Greyhound Literary

Land: a history of belonging and value

Adult •
Non-Fiction Nature Writing
  • Manchester University Press (World English)
How have humans conceived of nature throughout history and across time and space? How have we valued nature and our place in it? What has changed?


Humans have lived symbiotically with the land (and sea) since their emergence as a species. The land has given us shelter and sustenance, solace and inspiration: it has kept us alive, spiritually as well as materially. It has also troubled us in myriad ways: crops have failed, climates changed, meanings shifted. We have exploited and cooperated with it, contemplated and despoiled it, settled and abandoned it. But the land has always been part of human life, and humans part of the landscape.
 

This book will explore a variety of landscapes, a variety of relationships between humans, other animals, and their surroundings. It starts in Spain, the author’s native land, moving across its diverse terrains and communities, from a dehesa in Andalucia to a pico in Asturias. And it continues into his adopted English-speaking world, working across American, Australian and British landscapes by way of contrast and comparison, probing and imagining. In walking, thinking and speaking with other humans about the lands they inhabit, Land carries a set of questions about how humans live in their landscapes, and arrives at some answers both new and old. It is not a polemic, but perhaps the necessary preparatory preface to one.
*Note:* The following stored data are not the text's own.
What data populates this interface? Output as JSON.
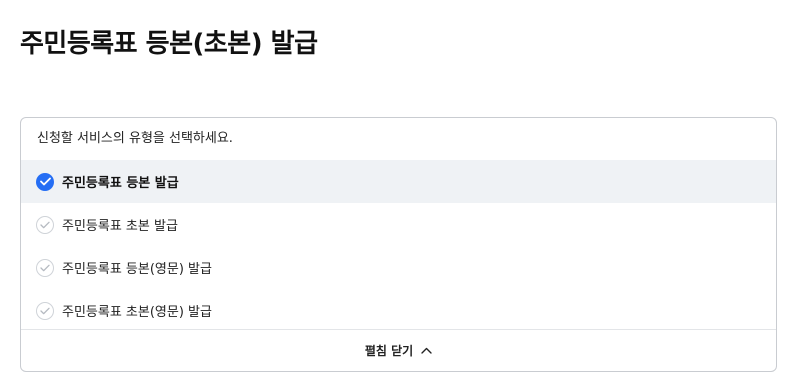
{
  "page": {
    "title": "주민등록표 등본(초본) 발급"
  },
  "selector": {
    "prompt": "신청할 서비스의 유형을 선택하세요.",
    "options": [
      {
        "label": "주민등록표 등본 발급",
        "selected": true
      },
      {
        "label": "주민등록표 초본 발급",
        "selected": false
      },
      {
        "label": "주민등록표 등본(영문) 발급",
        "selected": false
      },
      {
        "label": "주민등록표 초본(영문) 발급",
        "selected": false
      }
    ],
    "toggle_label": "펼침 닫기",
    "toggle_icon": "chevron-up-icon"
  },
  "colors": {
    "accent": "#256ef4",
    "selected_row_bg": "#eff2f5",
    "border": "#c9ccd1"
  }
}
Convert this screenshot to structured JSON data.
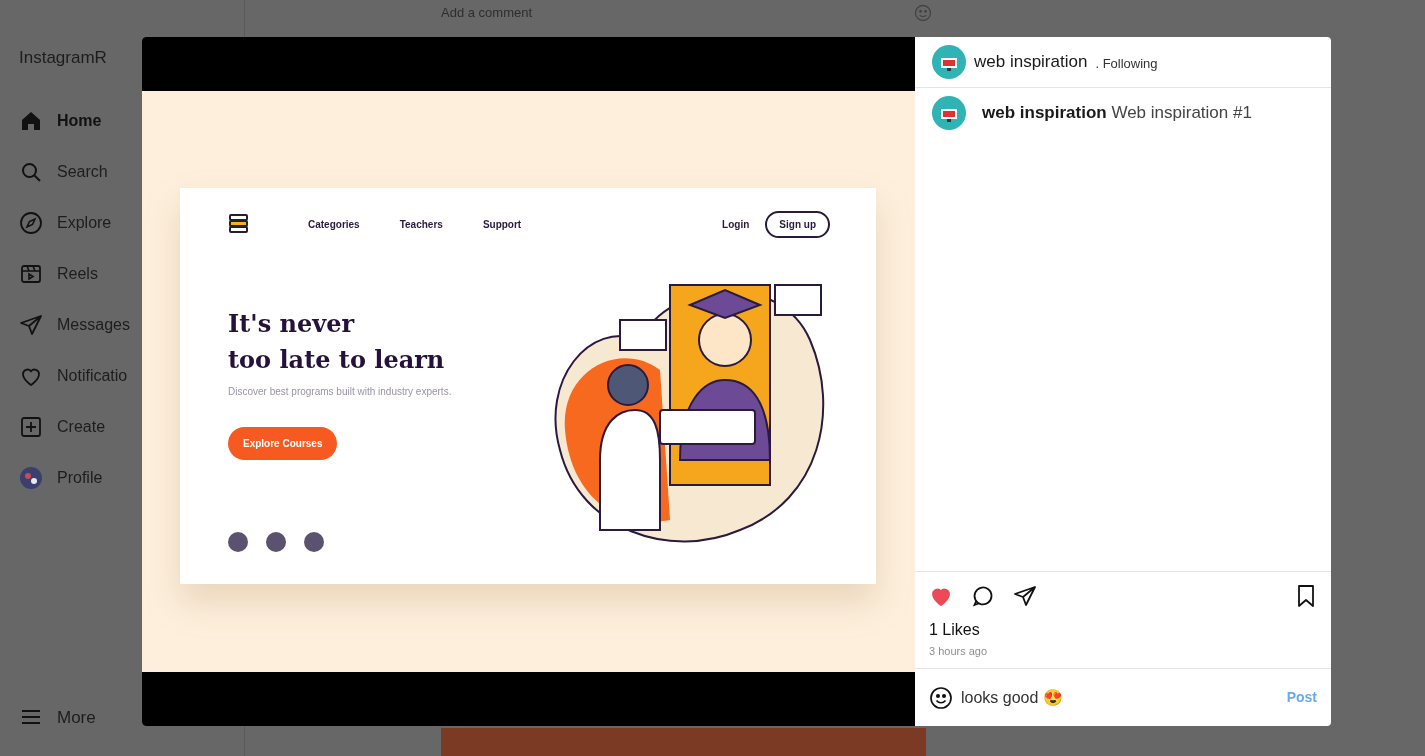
{
  "sidebar": {
    "logo": "InstagramR",
    "items": [
      {
        "label": "Home",
        "selected": true
      },
      {
        "label": "Search",
        "selected": false
      },
      {
        "label": "Explore",
        "selected": false
      },
      {
        "label": "Reels",
        "selected": false
      },
      {
        "label": "Messages",
        "selected": false
      },
      {
        "label": "Notificatio",
        "selected": false
      },
      {
        "label": "Create",
        "selected": false
      },
      {
        "label": "Profile",
        "selected": false
      }
    ],
    "more": "More"
  },
  "feed": {
    "comment_placeholder": "Add a comment"
  },
  "modal": {
    "post_image": {
      "nav": [
        "Categories",
        "Teachers",
        "Support"
      ],
      "login": "Login",
      "signup": "Sign up",
      "headline_1": "It's never",
      "headline_2": "too late to learn",
      "subtitle": "Discover best programs built with industry experts.",
      "cta": "Explore Courses"
    },
    "header": {
      "username": "web inspiration",
      "follow_status": ". Following"
    },
    "caption": {
      "username": "web inspiration",
      "text": "Web inspiration #1"
    },
    "actions": {
      "liked": true,
      "saved": false
    },
    "likes": "1 Likes",
    "time": "3 hours ago",
    "comment_field": {
      "value": "looks good 😍",
      "post": "Post"
    }
  }
}
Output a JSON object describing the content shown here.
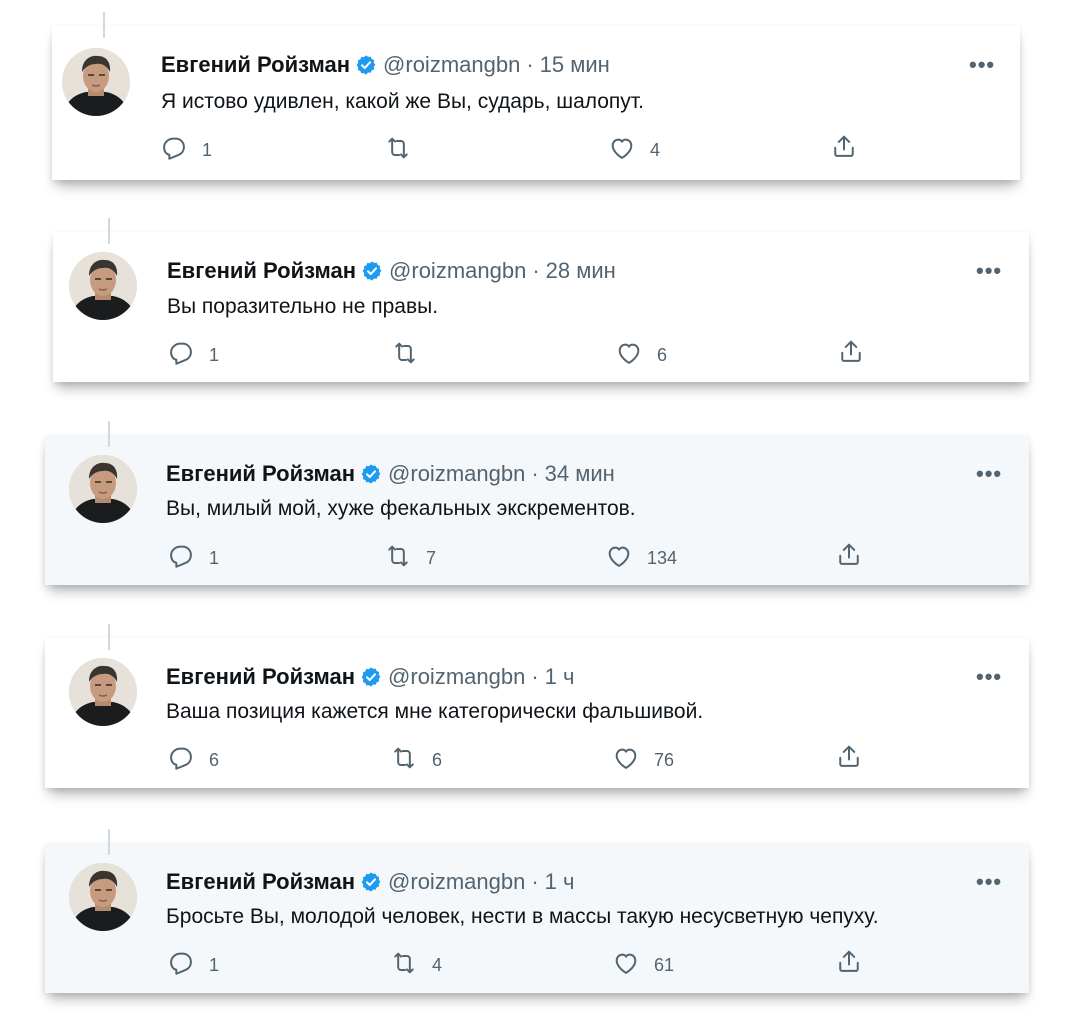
{
  "author": {
    "name": "Евгений Ройзман",
    "handle": "@roizmangbn"
  },
  "separator": "·",
  "more_label": "•••",
  "icons": {
    "reply": "reply-icon",
    "retweet": "retweet-icon",
    "like": "heart-icon",
    "share": "share-icon",
    "verified": "verified-badge-icon"
  },
  "colors": {
    "verified": "#1d9bf0",
    "icon_gray": "#536471",
    "thread_line": "#cfd9de"
  },
  "tweets": [
    {
      "time": "15 мин",
      "text": "Я истово удивлен, какой же Вы, сударь, шалопут.",
      "replies": "1",
      "retweets": "",
      "likes": "4"
    },
    {
      "time": "28 мин",
      "text": "Вы поразительно не правы.",
      "replies": "1",
      "retweets": "",
      "likes": "6"
    },
    {
      "time": "34 мин",
      "text": "Вы, милый мой, хуже фекальных экскрементов.",
      "replies": "1",
      "retweets": "7",
      "likes": "134"
    },
    {
      "time": "1 ч",
      "text": "Ваша позиция кажется мне категорически фальшивой.",
      "replies": "6",
      "retweets": "6",
      "likes": "76"
    },
    {
      "time": "1 ч",
      "text": "Бросьте Вы, молодой человек, нести в массы такую несусветную чепуху.",
      "replies": "1",
      "retweets": "4",
      "likes": "61"
    }
  ]
}
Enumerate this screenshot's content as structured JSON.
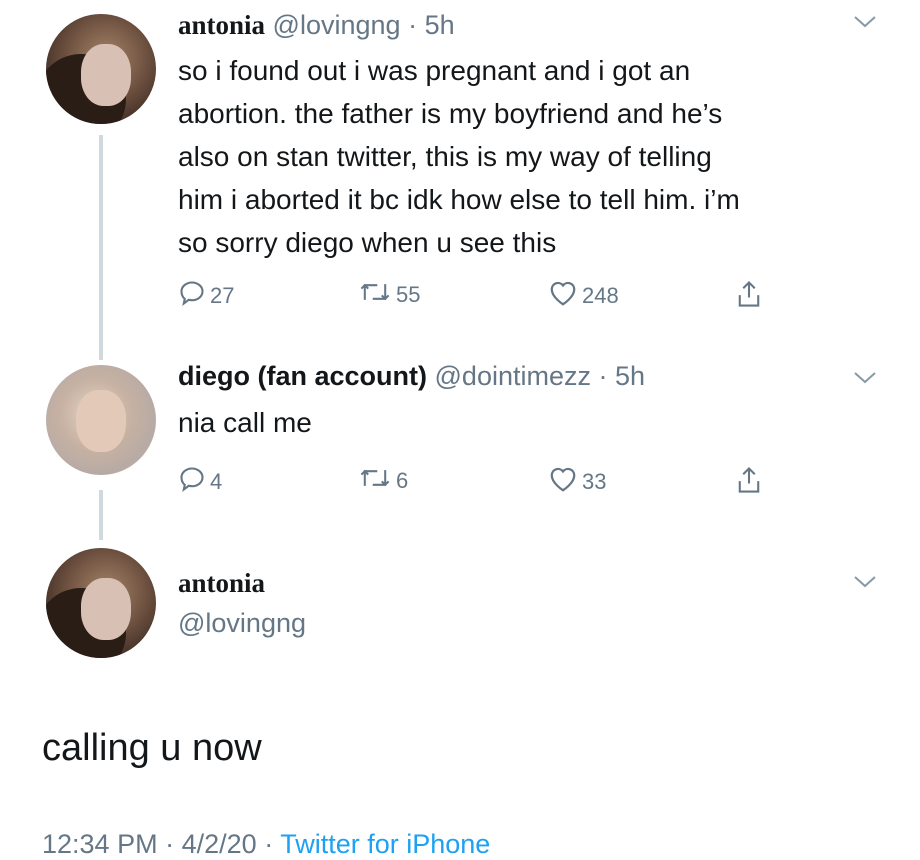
{
  "tweets": [
    {
      "name": "antonia",
      "handle": "@lovingng",
      "sep": "·",
      "time": "5h",
      "text_lines": [
        "so i found out i was pregnant and i got an",
        "abortion. the father is my boyfriend and he’s",
        "also on stan twitter, this is my way of telling",
        "him i aborted it bc idk how else to tell him. i’m",
        "so sorry diego when u see this"
      ],
      "replies": "27",
      "retweets": "55",
      "likes": "248"
    },
    {
      "name": "diego (fan account)",
      "handle": "@dointimezz",
      "sep": "·",
      "time": "5h",
      "text_lines": [
        "nia call me"
      ],
      "replies": "4",
      "retweets": "6",
      "likes": "33"
    }
  ],
  "main_tweet": {
    "name": "antonia",
    "handle": "@lovingng",
    "text": "calling u now",
    "time": "12:34 PM",
    "sep1": "·",
    "date": "4/2/20",
    "sep2": "·",
    "source": "Twitter for iPhone"
  },
  "icons": {
    "reply": "reply-icon",
    "retweet": "retweet-icon",
    "like": "heart-icon",
    "share": "share-icon",
    "caret": "chevron-down-icon"
  },
  "colors": {
    "text": "#14171a",
    "secondary": "#657786",
    "link": "#1da1f2",
    "thread_line": "#cfd9de"
  }
}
Rogelio’s subtle, sinuous, elastic English prose is a match for the flora and fauna he meets on his odyssey. Its clarity and beauty permits his reader to enter further and deeper into the exposed strata of our immemorial presence on this planet. 

'Challenging, interesting, resonant: the story of Rogelio's own land and its history allows him to open onto much bigger, urgent questions about our relationship with place and belonging.’

Robert Macfarlane, author of The Wild Places and Professor of Literature & the Environmental Humanities at the University of Cambridge

‘Luque-Lora is a sensitive guide to the crucial and urgent issue of Spain's ecological crisis and he weaves into that the histories of how the land has been used and loved. We need these thoughtful mappings of our homelands across the world as it faces climate and biodiversity crises.’